Cette fois, il n’y eut pas le moindre temps de réflexion et la voix de Mary s’était raffermie quand elle dit :

– Oui. À condition d’en être capable.

– Quand on veut quelque chose on peut accomplir des exploits. Les chrétiens ne disent-ils pas que la foi soulèverait des montagnes si l’on savait l’employer ? Alors, je vais poser ma question d’une autre façon : voulez-vous toujours le diamant ?

La réponse vint, immédiate, précise, affirmée :

– Oui. Je le veux plus que tout et vous le savez fort bien. Cependant, laissez-moi un peu de temps pour mettre mes idées en place, penser à tout cela et me préparer à vous satisfaire. Que voulez-vous au juste ?

– Un plan minutieux de la maison, le nombre des domestiques et leurs attributions. Vos habitudes et celles de vos invités lorsque vous en avez. La description des alentours et tout ce qui concerne la garde de la propriété. Dans ce genre d’entreprise, il faut une extrême précision. Je compte sur vous pour y parvenir.

– Vous savez que je ferai de mon mieux. Malheureusement je ne pourrai pas vous en apprendre davantage : j’ignore la combinaison qui ouvre la chambre forte.

– Une chambre forte ?

– C’est le terme qui convient. Mon époux l’a aménagée dans un caveau dont les murs, datant du XIIIe siècle, ont plusieurs pieds d’épaisseur. Une véritable porte de coffre fabriquée par un spécialiste la ferme. Sans le chiffre on ne peut l’ouvrir.

– C’est fâcheux mais pas insurmontable. Si je ne peux l’obtenir j’essaierai de m’en arranger... d’une façon ou d’une autre. L’homme le plus discret peut devenir bavard dès l’instant où l’on s’adresse à lui sur le ton qui convient.

Lady Mary eut une exclamation où perça une réelle angoisse.

– Songeriez-vous à... vous en prendre à sa personne ?

– Tous les moyens sont bons pour atteindre le but recherché mais... il est certain que je préférerais ne pas en venir là. Ce secret, milady, une femme aussi intelligente que vous devrait parvenir à l’atteindre. Ah, j’allais oublier : n’imaginez pas que vous pourriez me tendre un piège en prévenant la police ! De ce côté-là aussi je saurai prendre mes précautions et vous ne reverriez jamais la Rose d’York !
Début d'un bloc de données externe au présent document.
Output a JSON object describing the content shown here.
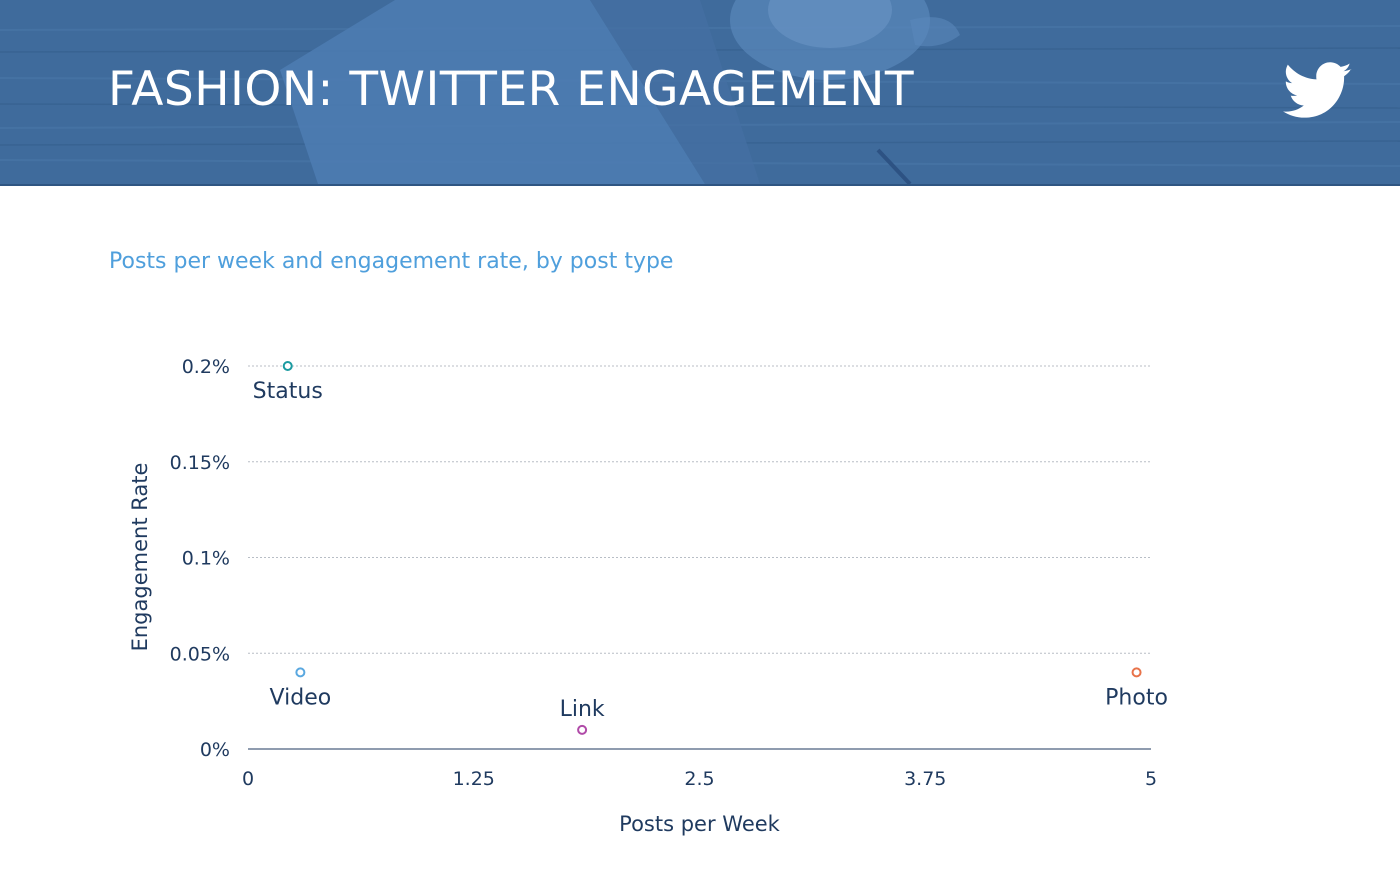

– Après ce que j’ai fait, je n’ai aucun intérêt à mettre Scotland Yard au courant de nos affaires... même pour sauver mon époux ! Comment dois-je vous faire parvenir les renseignements ?

– Pas de hâte ! Dans quelque temps, une femme viendra chez vous pour vous proposer de la lingerie parisienne. Rassurez-vous, c’est une Occidentale. Vous n’aurez qu’à lui remettre une enveloppe cachetée. Ensuite, je vous ferai savoir quand je compte agir car il faut, bien entendu, que vous soyez sur place... pour nous introduire ! À présent, partez et interdiction de revenir ici ! Je n’aime pas les risques inutiles.

– C’est entendu. Mais... avant que je m’en aille, ne me le montrerez-vous pas une fois encore ?

– Le diamant ?

– Il me semble que cela stimulerait mon courage !

– Pourquoi pas ? Il n’est jamais loin de moi. Dans le couloir, Aldo tourna la tête. Son regard rencontra celui de son ami. La même pensée venait de leur traverser l’esprit : pourquoi ne pas profiter de l’occasion ? Faire irruption dans la pièce, s’emparer de la pierre après avoir neutralisé le Chinois et sa visiteuse semblait incroyablement facile ! Et aurait l’avantage de mettre tout le monde d’accord.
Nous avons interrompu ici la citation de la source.